Here are the key benefits:
- First five-star overseas crowdfunding platform
- 7% fixed annual returns* offered on investments into luxury resort property
- Plus, the first 2 properties offer 7% pro rata returns during the funding period
- Cape Verde is next big tourism hotspot
- Investors able to buy in from as little as £10
* As with all investments there are risks, so make sure you read and fully understand the key risks before making any investment. Only invest an amount you are happy to lose. Property value can decrease as well as increase.
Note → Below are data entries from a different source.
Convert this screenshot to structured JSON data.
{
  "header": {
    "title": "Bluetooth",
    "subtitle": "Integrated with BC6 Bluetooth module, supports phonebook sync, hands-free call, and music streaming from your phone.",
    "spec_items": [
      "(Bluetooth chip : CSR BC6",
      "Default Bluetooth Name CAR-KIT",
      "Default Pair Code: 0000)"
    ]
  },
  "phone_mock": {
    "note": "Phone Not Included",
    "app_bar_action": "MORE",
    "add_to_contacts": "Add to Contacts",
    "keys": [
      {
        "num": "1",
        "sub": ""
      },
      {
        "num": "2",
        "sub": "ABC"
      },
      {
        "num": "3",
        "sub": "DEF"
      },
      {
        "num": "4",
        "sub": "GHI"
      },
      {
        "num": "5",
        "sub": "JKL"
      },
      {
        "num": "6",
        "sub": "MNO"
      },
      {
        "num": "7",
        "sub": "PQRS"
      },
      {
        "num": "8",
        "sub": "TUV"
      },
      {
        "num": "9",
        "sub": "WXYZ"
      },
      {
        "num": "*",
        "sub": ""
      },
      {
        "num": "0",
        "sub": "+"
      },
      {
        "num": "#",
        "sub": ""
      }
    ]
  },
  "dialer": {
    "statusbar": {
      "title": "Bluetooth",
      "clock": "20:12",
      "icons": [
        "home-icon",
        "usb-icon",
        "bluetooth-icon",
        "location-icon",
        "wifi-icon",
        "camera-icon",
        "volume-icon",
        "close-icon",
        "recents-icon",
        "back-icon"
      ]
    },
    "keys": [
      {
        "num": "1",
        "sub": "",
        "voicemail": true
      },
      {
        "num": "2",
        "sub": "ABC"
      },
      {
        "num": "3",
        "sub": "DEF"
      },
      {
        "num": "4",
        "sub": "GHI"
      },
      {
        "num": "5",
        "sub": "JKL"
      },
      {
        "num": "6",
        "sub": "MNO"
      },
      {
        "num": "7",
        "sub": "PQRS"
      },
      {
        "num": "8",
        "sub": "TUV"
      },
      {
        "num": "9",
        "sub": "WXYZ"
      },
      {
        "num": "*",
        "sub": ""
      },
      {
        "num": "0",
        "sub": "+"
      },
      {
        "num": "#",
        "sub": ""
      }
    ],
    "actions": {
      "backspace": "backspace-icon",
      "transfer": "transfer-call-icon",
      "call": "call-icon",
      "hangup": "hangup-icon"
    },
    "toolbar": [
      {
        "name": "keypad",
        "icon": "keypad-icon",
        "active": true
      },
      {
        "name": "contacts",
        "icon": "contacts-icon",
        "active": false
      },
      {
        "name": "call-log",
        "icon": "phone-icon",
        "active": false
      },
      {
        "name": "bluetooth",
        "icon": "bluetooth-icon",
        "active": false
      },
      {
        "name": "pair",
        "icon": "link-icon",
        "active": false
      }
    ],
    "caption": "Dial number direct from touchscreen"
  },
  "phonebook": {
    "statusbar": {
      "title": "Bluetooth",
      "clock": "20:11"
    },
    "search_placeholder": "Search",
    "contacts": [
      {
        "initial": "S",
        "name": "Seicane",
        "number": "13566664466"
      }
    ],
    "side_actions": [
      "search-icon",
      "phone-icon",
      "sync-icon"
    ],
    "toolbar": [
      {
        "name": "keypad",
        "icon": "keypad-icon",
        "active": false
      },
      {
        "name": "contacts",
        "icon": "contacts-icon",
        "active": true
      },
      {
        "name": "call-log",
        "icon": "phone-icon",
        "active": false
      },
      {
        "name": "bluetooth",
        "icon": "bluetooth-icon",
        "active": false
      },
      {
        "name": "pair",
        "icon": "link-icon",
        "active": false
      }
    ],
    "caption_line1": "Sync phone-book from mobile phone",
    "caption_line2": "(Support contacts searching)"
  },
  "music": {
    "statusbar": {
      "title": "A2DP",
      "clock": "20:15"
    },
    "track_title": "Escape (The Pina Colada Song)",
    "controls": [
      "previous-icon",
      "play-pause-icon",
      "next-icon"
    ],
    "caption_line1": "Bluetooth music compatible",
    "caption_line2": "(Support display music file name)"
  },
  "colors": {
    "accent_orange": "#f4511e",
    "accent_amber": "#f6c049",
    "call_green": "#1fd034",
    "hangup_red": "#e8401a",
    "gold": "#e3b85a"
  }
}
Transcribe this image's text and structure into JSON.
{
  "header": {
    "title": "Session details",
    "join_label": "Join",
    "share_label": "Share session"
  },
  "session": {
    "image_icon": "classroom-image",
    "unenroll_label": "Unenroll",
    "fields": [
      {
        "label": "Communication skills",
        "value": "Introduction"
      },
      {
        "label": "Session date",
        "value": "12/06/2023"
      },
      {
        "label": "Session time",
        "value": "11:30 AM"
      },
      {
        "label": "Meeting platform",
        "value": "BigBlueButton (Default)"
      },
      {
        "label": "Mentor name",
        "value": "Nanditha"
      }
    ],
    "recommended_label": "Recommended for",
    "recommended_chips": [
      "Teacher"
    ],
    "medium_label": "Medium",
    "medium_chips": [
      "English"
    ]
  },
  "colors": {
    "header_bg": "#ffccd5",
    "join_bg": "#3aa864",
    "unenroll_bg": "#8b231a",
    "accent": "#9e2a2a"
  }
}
There are some great guides of how to buy shares online if you start searching. I was lucky enough to have to opportunity to buy some shares at my old place of employment and over the past few years these have tripled. I can manage my account easily online.
My husband’s work has a share save scheme whereby once a year he can opt in and save a set amount from each wage packet. The shares are offered at a discounted price, so as long as they don’t fall in three years, he will instantly make a profit. It’s worth checking if your employer does the same as it can be a great way to save some extra cash and make some too.
You can also choose to invest in a stocks and shares ISA with your bank which may provide greater returns than a normal account. Have a search of your banks savings account options and see if they offer this type of saver. Shares are definitely something you want to leave long term if you can. My bank recommends a minimum of five years.
Beware though, you aren’t guaranteed to make money with shares as their value can decrease. Only invest money you are willing to lose and seek professional advice to ensure you are fully aware of the risk potential.
There are no interest Premium Bonds, whereby you don’t earn interest at all. Instead every £1 you have invested is entered into a prize draw each month and the overall interest used as prize money. I’m quite tempted to invest a little here just for fun to see if we can scoop a large prize. Your money is not at risk, so even if you don’t win anything, you can still withdraw your original investment at any point. My Grandad has some money in Premium Bonds and says he’s won more money than he’d have ever made in interest in a regular savings account.
If you want to guarantee a return, there are Investment Guaranteed Growth Bonds which at the time of writing offer 2.2% on investments up to £3000 if left untouched for three years. This is more interest than our bank savings, so it makes sense to switch.